Now, Krienen is using a new single-cell analysis method developed in Steve McCarroll’s lab at Harvard (where she is now a postdoc) to refine these results from layers of tissue to single cells. She’s looking at all the genes—including the original 19 and many more—expressed by each cell in the connected regions. She hopes to pinpoint which genes are expressed in each cell type when brain cells make long distance connections, and to make similar maps in other primates to chart what changed as brains rewired over the course of evolution.

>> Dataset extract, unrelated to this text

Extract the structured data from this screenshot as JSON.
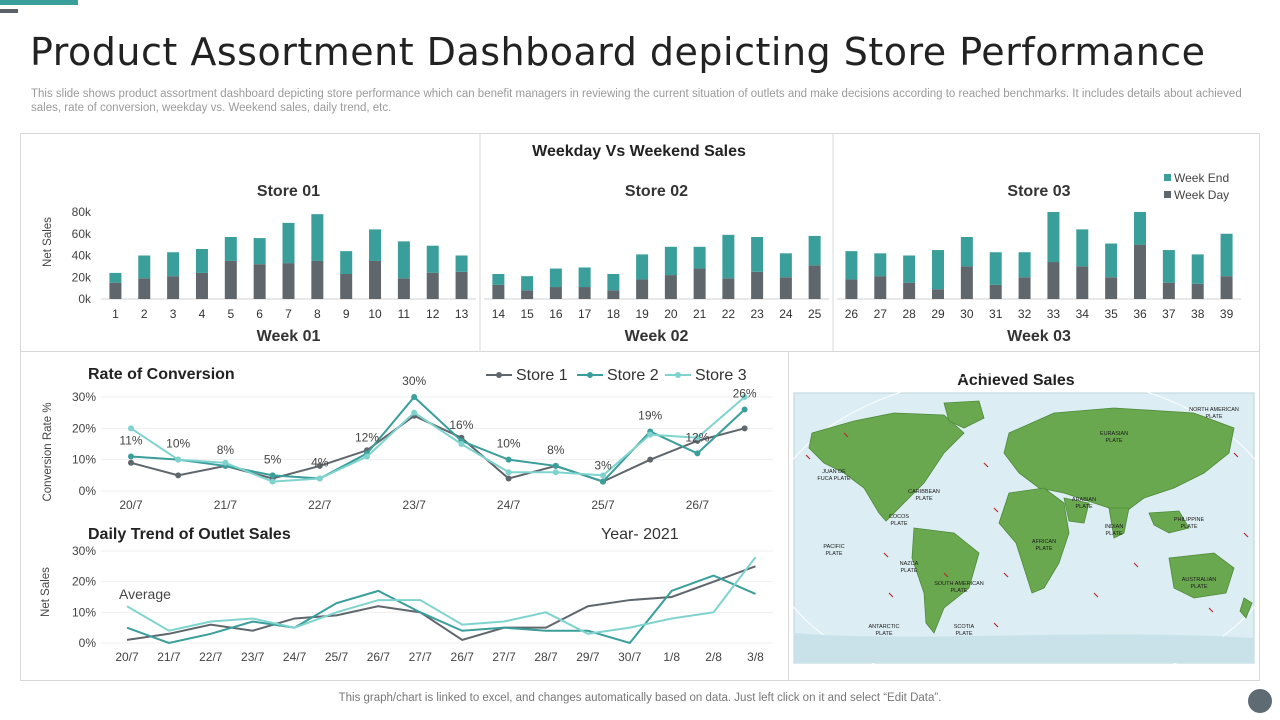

Aside from their evolutionary importance, these studies have implications for research on mental disorders. As connections proliferated across the brain, more opportunities arose for missed connections. Autism and other specific mental disorders may be caused in part by “specific circuits or regions of the brain [that] had problems with connectivity,” Krienen says.
“These new technologies are simply spectacular,” says Reichardt, speaking of the variety of approaches detailed in the session. “We’re learning a heck of a lot.”
It’s still early days for this budding field, but it’s already clear that more than one or two genes sculpted the uniquely human brain, says symposium co-organizer Evan Eichler, a geneticist at the University of Washington in Seattle. “It’s a concert of dozens of human events that culminated in this amazing organ,” he says.